The organ is also a curious choice. It must be said that it is a beautiful instrument, built in 1748 by one Johann Adam Ehrlich and provides an interesting example of Southern German organ building but with Thuringian elements. The first movement of BWV 594 reveals its idiosyncrasies from the outset. The chief problem lies with the mixtures. That on the Hauptwerk contains a 3, 1/5 tierce, despite the lack of any 16’manual stop on the whole instrument. Bossert explains it thus “The 16’third is chiefly based, logically, on the 16’Trombone pedal stop, resulting in a tremendously decisive and acoustically fascinating integration of the highest and lowest sounds of the whole organ” which may indeed be true when accompanying congregational singing, but less so one feels when used for the ripieno of the Vivaldi Grosso Mogul.

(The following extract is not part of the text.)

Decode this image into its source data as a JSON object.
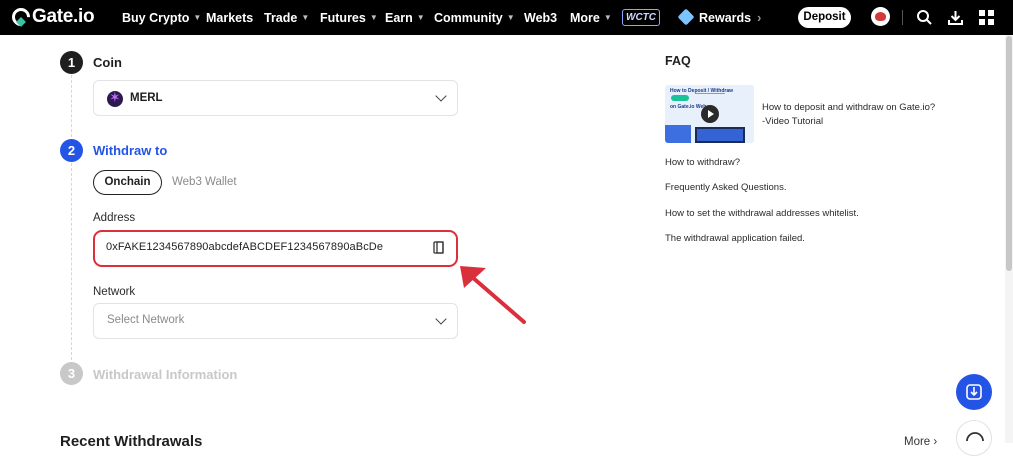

However the confusion doesn’t end there. Bossert respects, quite correctly, the pitch relationship between orchestral and soloist of Vivaldi’s original score, by playing the concertino sections at 4’. In the third movement however he also takes the mixture of the Hinterwerk, which contains a normal tierce. The highest octave in particular sounds strange without the 8’ stop to say the least. The result is therefore a 16’ chorus without a 16’, played against an 8’ chorus without the 8’. The result is to my ear more than a little unsettling. Not because the organ lacks quality, far from it, but simply because its qualities have been, to my mind, mis-applied. I refer again to Pieter van Dijk’s recording (Hänssler edition CD 92.095), not because he was my teacher, but because his solution of using only the principal stops here provides a far more tellingly musical solution.
There are interesting elements here, but this is too eccentric to make it really recommendable.